Le décès de Etienne Davignon, survenu à l’âge de 93 ans, intervient à un moment particulièrement sensible pour la justice belge. Ancien diplomate, homme d’affaires influent et figure majeure des institutions européennes, il emporte avec lui une part des zones d’ombre entourant l’assassinat de Patrice Lumumba, héros de l’indépendance congolaise tué en 1961.
Depuis plusieurs années, l’ancien vice-président de la Commission européenne se retrouvait au cœur d’une enquête historique sur les responsabilités belges dans la disparition de Patrice Lumumba. En mars dernier encore, la justice belge avait ordonné son renvoi devant un tribunal pour des soupçons de participation à des crimes de guerre. Etienne Davignon avait immédiatement contesté cette décision en faisant appel.
Sa disparition risque désormais de compliquer davantage une procédure déjà longue et extrêmement sensible. Car avec lui disparaît l’un des derniers témoins directs encore en vie des cercles diplomatiques belges impliqués dans la gestion de la crise congolaise au début des années 1960.

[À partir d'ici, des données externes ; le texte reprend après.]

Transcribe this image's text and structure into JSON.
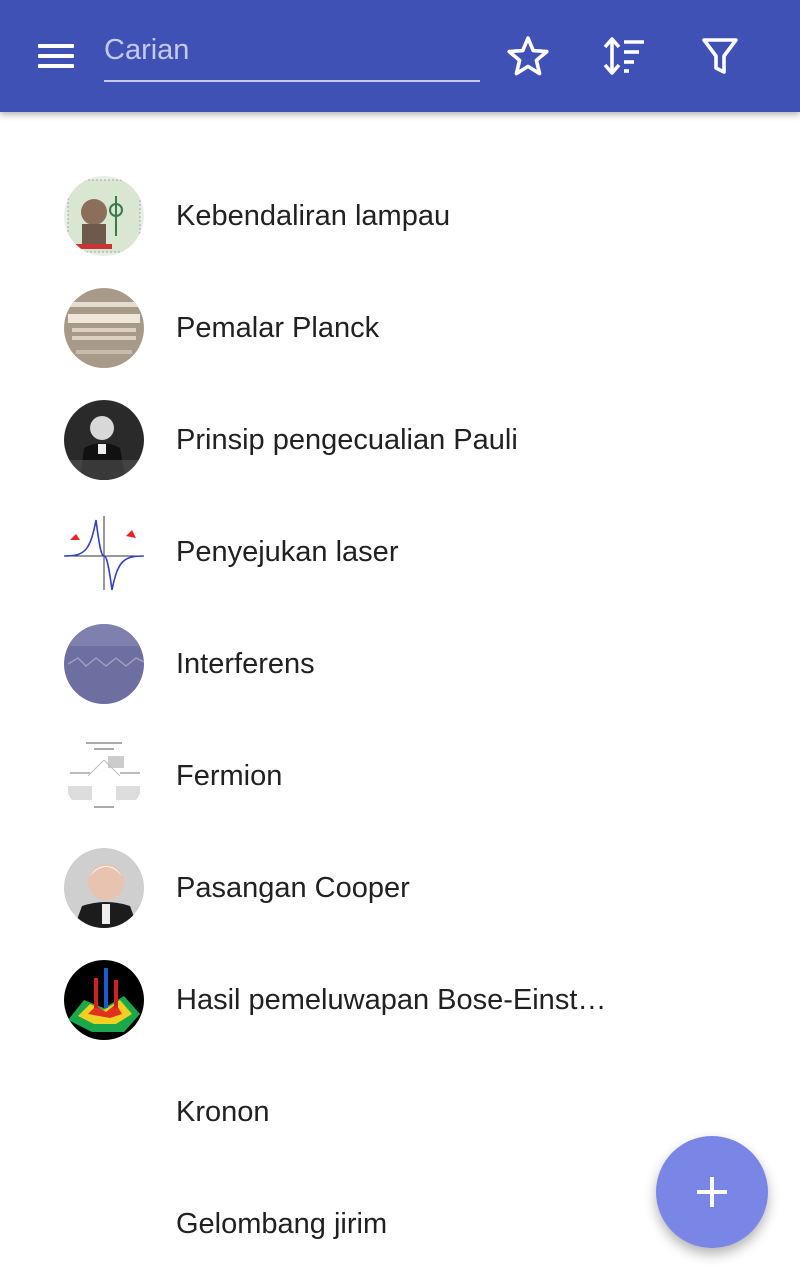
{
  "search": {
    "placeholder": "Carian",
    "value": ""
  },
  "colors": {
    "appbar": "#3f51b5",
    "fab": "#7986e6",
    "text": "#212121"
  },
  "toolbar": {
    "menu_icon": "menu-icon",
    "favorite_icon": "star-outline-icon",
    "sort_icon": "sort-icon",
    "filter_icon": "filter-outline-icon"
  },
  "articles": [
    {
      "title": "Kebendaliran lampau",
      "thumb": "stamp-portrait"
    },
    {
      "title": "Pemalar Planck",
      "thumb": "planck-medal"
    },
    {
      "title": "Prinsip pengecualian Pauli",
      "thumb": "bw-portrait"
    },
    {
      "title": "Penyejukan laser",
      "thumb": "graph-plot"
    },
    {
      "title": "Interferens",
      "thumb": "wave-surface"
    },
    {
      "title": "Fermion",
      "thumb": "text-diagram"
    },
    {
      "title": "Pasangan Cooper",
      "thumb": "elderly-portrait"
    },
    {
      "title": "Hasil pemeluwapan Bose-Einstein",
      "thumb": "colored-3d-plot"
    },
    {
      "title": "Kronon",
      "thumb": ""
    },
    {
      "title": "Gelombang jirim",
      "thumb": ""
    }
  ],
  "fab": {
    "icon": "plus-icon"
  }
}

À l’époque, Davignon n’était qu’un jeune stagiaire au ministère belge des Affaires étrangères. Les enquêteurs soupçonnaient toutefois son implication dans les décisions ayant conduit au transfert de Patrice Lumumba vers le Katanga sécessionniste, où le dirigeant congolais fut assassiné le 17 janvier 1961 par des séparatistes soutenus par des mercenaires belges.
L’affaire Lumumba reste l’une des pages les plus sombres de l’histoire entre la Belgique et la République démocratique du Congo. Plus de soixante ans après les faits, aucune véritable procédure pénale n’avait encore permis d’établir clairement les responsabilités individuelles dans cet assassinat. Le corps de Patrice Lumumba, dissous dans l’acide après son exécution, n’a jamais été retrouvé.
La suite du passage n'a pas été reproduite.